Fine-Scale Mapping of the 4q24 Locus Identifies Two Independent Loci Associated with Breast Cancer Risk

Xingyi Guo, Jirong Long, Chenjie Zeng, Kyriaki Michailidou, Maya Ghoussaini, Manjeet K. Bolla, Qin Wang, Roger L. Milne, Xiao-Ou Shu, Qiuyin Cai, Jonathan Beesley, Siddhartha P. Kar, Irene L. Andrulis, Hoda Anton-Culver, Volker Arndt, Matthias W. Beckmann, Alicia Beeghly-Fadiel, Javier Benitez, William Blot, Natalia Bogdanova, Stig E. Bojesen, Hiltrud Brauch, Hermann Brenner, Louise Brinton, Annegien Broeks, Thomas Brüning, Barbara Burwinkel, Hui Cai, Sander Canisius, Jenny Chang-Claude, Ji-Yeob Choi, Fergus J. Couch, Angela Cox, Simon S. Cross, Kamila Czene, Hatef Darabi, Peter Devilee, Arnaud Droit, Thilo Dörk, Peter A. Fasching, Olivia Fletcher, Henrik Flyger, Florentia Fostira, Valerie Gaborieau, Montserrat García-Closas, Graham G. Giles, Mervi Grip, Pascal Guénel, Christopher A. Haiman, Ute Hamann, Mikael Hartman, Antoinette Hollestelle, John L. Hopper, Chia-Ni Hsiung, Hidemi Ito, Anna Jakubowska, Nichola Johnson, Maria Kabisch, Daehee Kang, Sofia Khan, Julia A. Knight, Veli-Matti Kosma, Diether Lambrechts, Loic Le Marchand, Jingmei Li, Annika Lindblom, Artitaya Lophatananon, Jan Lubinski, Arto Mannermaa, Siranoush Manoukian, Sara Margolin, Frederik Marme, Keitaro Matsuo, Catriona A. McLean, Alfons Meindl, Kenneth Muir, Susan L. Neuhausen, Heli Nevanlinna, Silje Nord, Janet E. Olson, Nick Orr, Paolo Peterlongo, Thomas Choudary Putti, Anja Rudolph, Suleeporn Sangrajrang, Elinor J. Sawyer, Marjanka K. Schmidt, Rita K. Schmutzler, Chen-Yang Shen, Jiajun Shi, Martha J. Shrubsole, Melissa C. Southey, Anthony Swerdlow, Soo Hwang Teo, Bernard Thienpont, Amanda Ewart Toland, Robert A.E.M. Tollenaar, Ian P.M. Tomlinson, Thérèse Truong, Chiu-chen Tseng, Ans van den Ouweland, Wanqing Wen, Robert Winqvist, Anna Wu, Cheng Har Yip, M. Pilar Zamora, Ying Zheng, Per Hall, Paul D.P. Pharoah, Jacques Simard, Georgia Chenevix-Trench, on behalf of kConFab Investigators, Alison M. Dunning, Douglas F. Easton, Wei Zheng

A recent association study identified a common variant (rs9790517) at 4q24 to be associated with breast cancer risk.
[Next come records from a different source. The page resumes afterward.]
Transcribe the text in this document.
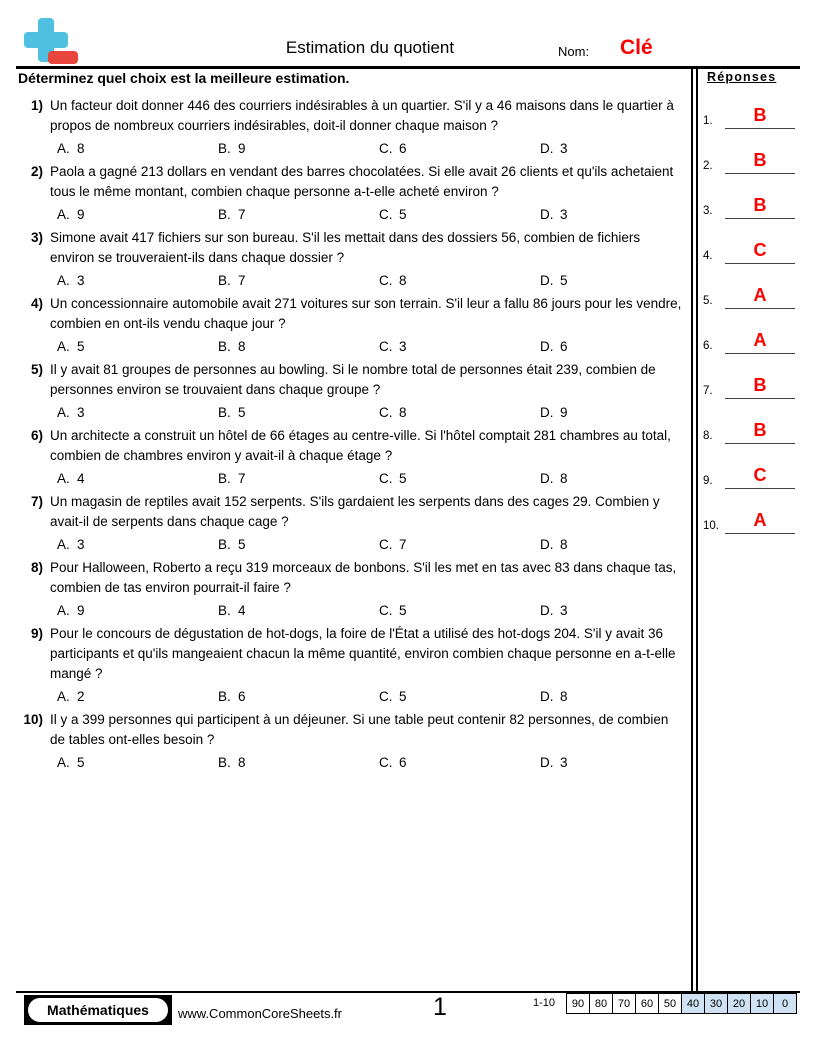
Estimation du quotient	Nom: Clé
Déterminez quel choix est la meilleure estimation.
1) Un facteur doit donner 446 des courriers indésirables à un quartier. S'il y a 46 maisons dans le quartier à propos de nombreux courriers indésirables, doit-il donner chaque maison ?
A. 8	B. 9	C. 6	D. 3
2) Paola a gagné 213 dollars en vendant des barres chocolatées. Si elle avait 26 clients et qu'ils achetaient tous le même montant, combien chaque personne a-t-elle acheté environ ?
A. 9	B. 7	C. 5	D. 3
3) Simone avait 417 fichiers sur son bureau. S'il les mettait dans des dossiers 56, combien de fichiers environ se trouveraient-ils dans chaque dossier ?
A. 3	B. 7	C. 8	D. 5
4) Un concessionnaire automobile avait 271 voitures sur son terrain. S'il leur a fallu 86 jours pour les vendre, combien en ont-ils vendu chaque jour ?
A. 5	B. 8	C. 3	D. 6
5) Il y avait 81 groupes de personnes au bowling. Si le nombre total de personnes était 239, combien de personnes environ se trouvaient dans chaque groupe ?
A. 3	B. 5	C. 8	D. 9
6) Un architecte a construit un hôtel de 66 étages au centre-ville. Si l'hôtel comptait 281 chambres au total, combien de chambres environ y avait-il à chaque étage ?
A. 4	B. 7	C. 5	D. 8
7) Un magasin de reptiles avait 152 serpents. S'ils gardaient les serpents dans des cages 29. Combien y avait-il de serpents dans chaque cage ?
A. 3	B. 5	C. 7	D. 8
8) Pour Halloween, Roberto a reçu 319 morceaux de bonbons. S'il les met en tas avec 83 dans chaque tas, combien de tas environ pourrait-il faire ?
A. 9	B. 4	C. 5	D. 3
9) Pour le concours de dégustation de hot-dogs, la foire de l'État a utilisé des hot-dogs 204. S'il y avait 36 participants et qu'ils mangeaient chacun la même quantité, environ combien chaque personne en a-t-elle mangé ?
A. 2	B. 6	C. 5	D. 8
10) Il y a 399 personnes qui participent à un déjeuner. Si une table peut contenir 82 personnes, de combien de tables ont-elles besoin ?
A. 5	B. 8	C. 6	D. 3
Réponses
1.	B
2.	B
3.	B
4.	C
5.	A
6.	A
7.	B
8.	B
9.	C
10.	A
Mathématiques www.CommonCoreSheets.fr	1	1-10	90 80 70 60 50 40 30 20 10	0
Independent association signals and potential functional variants in this locus have not been explored. We conducted a fine-mapping analysis in 55,540 breast cancer cases and 51,168 controls from the Breast Cancer Association Consortium. Conditional analyses identified two independent association signals among women of European ancestry, represented by rs9790517 (conditional p = 2.51 × 10-4; OR = 1.04; 95% CI 1.02-1.07) and rs77928427 (p = 1.86 × 10-4; OR = 1.04; 95% CI 1.02-1.07). Functional annotation using data from the Encyclopedia of DNA Elements (ENCODE) project revealed two putative functional variants, rs62331150 and rs73838678 in linkage disequilibrium (LD) with rs9790517 (r2 > 0.90) residing in the active promoter or enhancer, respectively, of the nearest gene, TET2. Both variants are located in DNase I hypersensitivity and transcription factor binding sites. Using data from both The Cancer Genome Atlas (TCGA) and Molecular Taxonomy of Breast Cancer International Consortium (METABRIC), we showed that rs62331150 was associated with level of expression of TET2 in breast normal and tumor tissue. Our study identified two independent association signals at 4q24 in relation to breast cancer risk and suggested that observed association in this locus may be mediated through the regulation of TET2. Fine-mapping study with large sample size warranted for identification of independent loci for breast cancer risk.